Vulkan and ML libraries might use different pixel formats. Vulkan commonly uses VK_FORMAT_B8G8R8A8_UNORM (BGRA), while ML models often expect RGB or planar YUV formats. You need to handle these conversions, either in a compute shader before inference or in preprocessing code.

Driver and Platform Limitations

Not all drivers support all external memory features. Some older drivers might not support external semaphores, or might support them only for certain memory types. Always check capabilities at runtime and have fallback paths.

Mobile platforms, in particular, have more limitations. Android’s AHardwareBuffer support varies by device and Android version. iOS’s IOSurface integration through MoltenVK has quirks.

Debugging

When GPU resource sharing goes wrong, it’s often hard to debug. Symptoms include:

  • Corruption (reading stale or incomplete data)

  • Crashes (accessing memory that’s been freed)

  • Hangs (deadlocks from incorrect synchronization)

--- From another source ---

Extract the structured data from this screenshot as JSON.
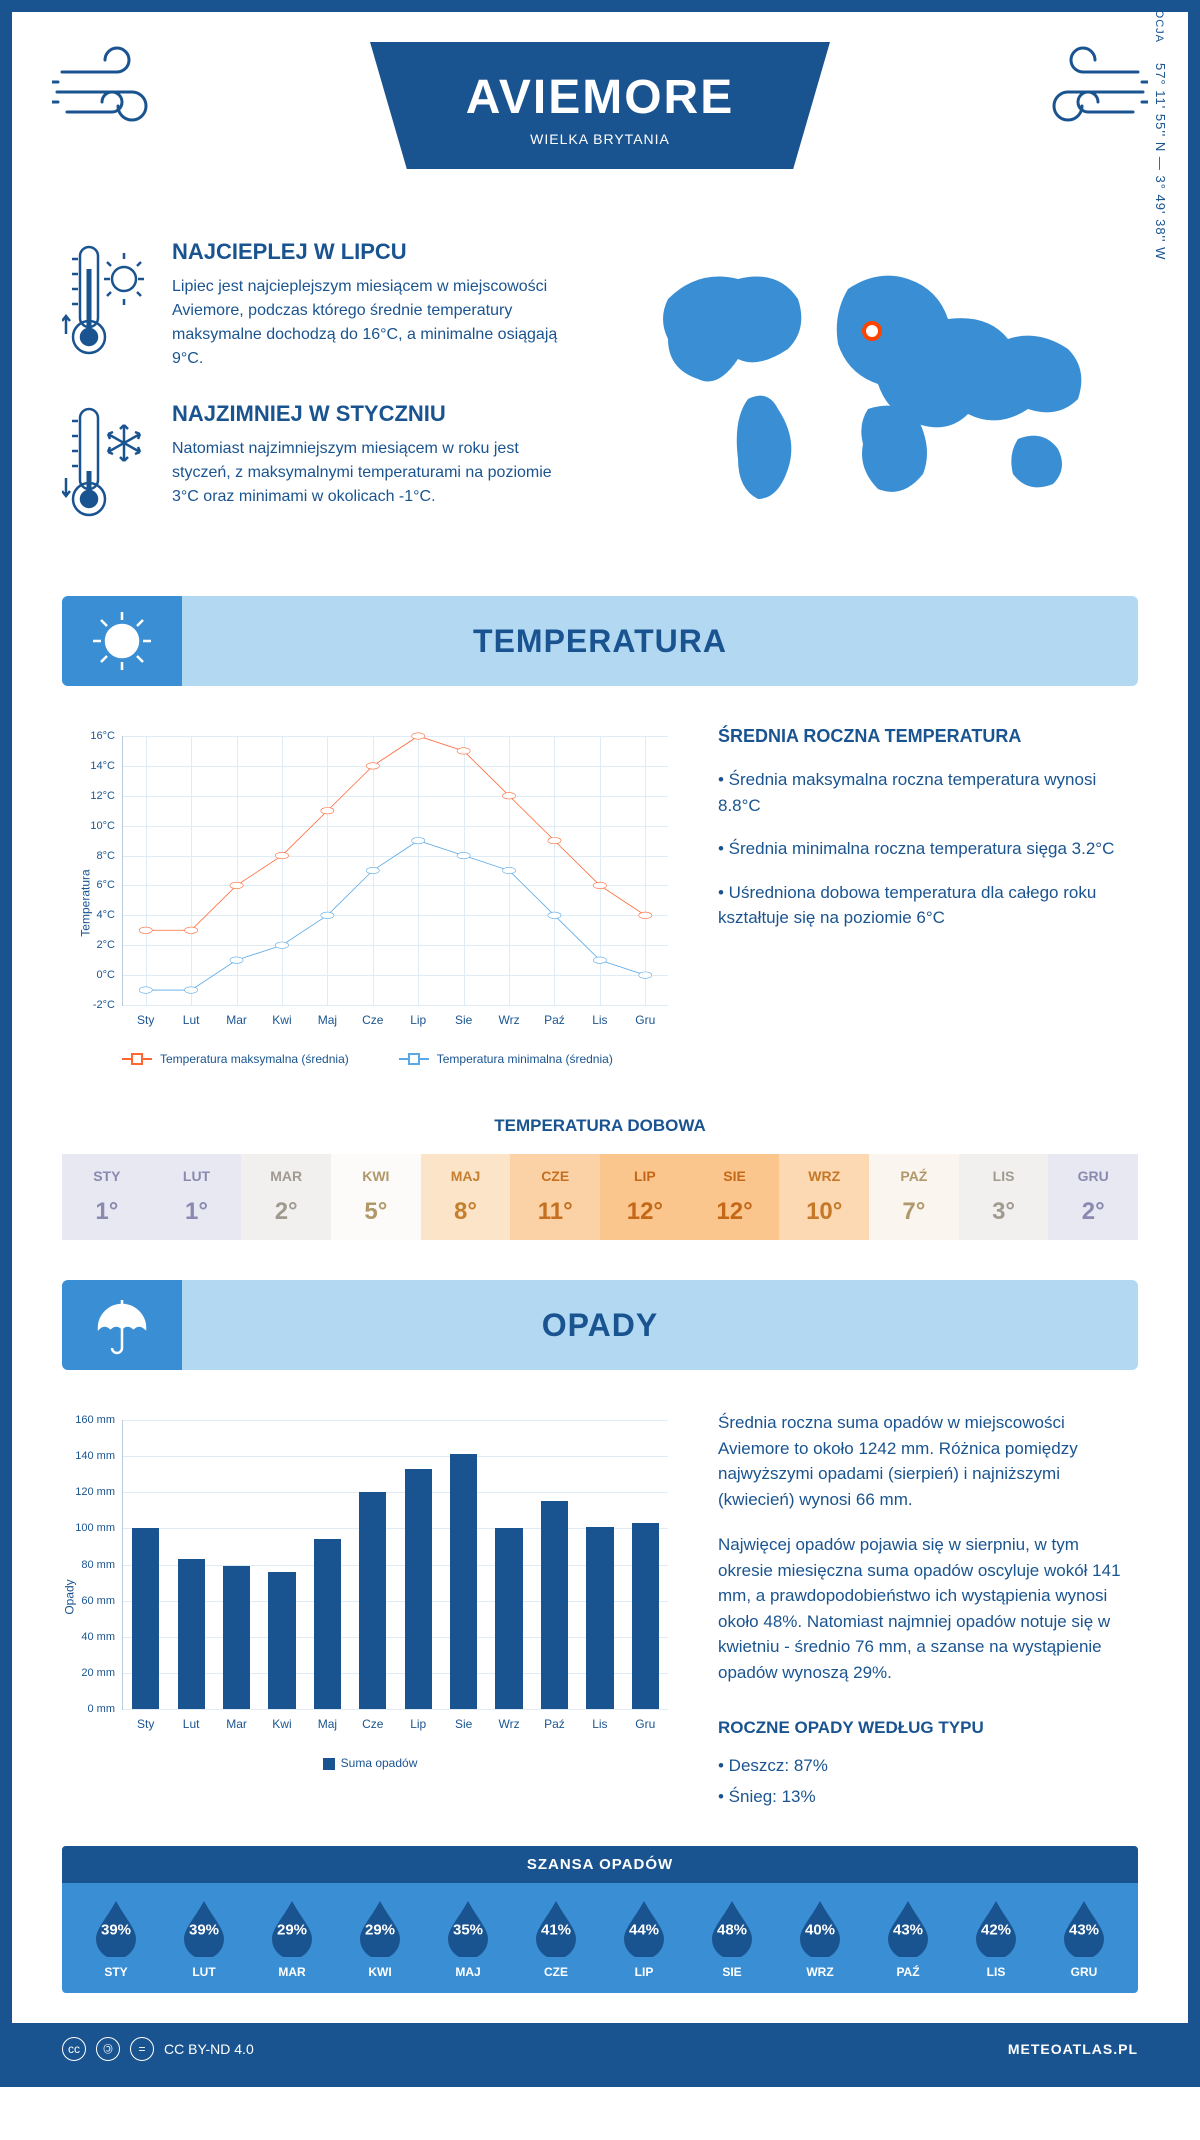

Use validation layers aggressively. Enable Vulkan validation layers, OpenCL’s built-in error checking, and any debugging tools your ML library provides. Insert explicit synchronization (fences, clFinish) during debugging to isolate timing issues.

Summary

GPU resource sharing is the key to efficient ML inference in Vulkan applications. By sharing memory directly between Vulkan and ML libraries, you eliminate expensive CPU roundtrips and reduce memory usage.

The foundation is Vulkan’s external memory extensions, which allow allocating memory that can be exported to other APIs. Platform-specific mechanisms (file descriptors on Linux, NT handles on Windows, IOSurface on macOS, AHardwareBuffer on Android) enable the actual sharing.

Each ML library has its own API for importing external memory—OpenCL’s external memory extensions for ONNX Runtime, AHardwareBuffer for TensorFlow Lite on Android, D3D12 resource sharing for DirectML. The concepts are similar across libraries: export from Vulkan, import into the ML library, synchronize with external semaphores.

The result is zero-copy, GPU-to-GPU data flow that makes real-time ML inference feasible in graphics applications. The implementation complexity is significant, but the performance gains are essential for demanding use cases.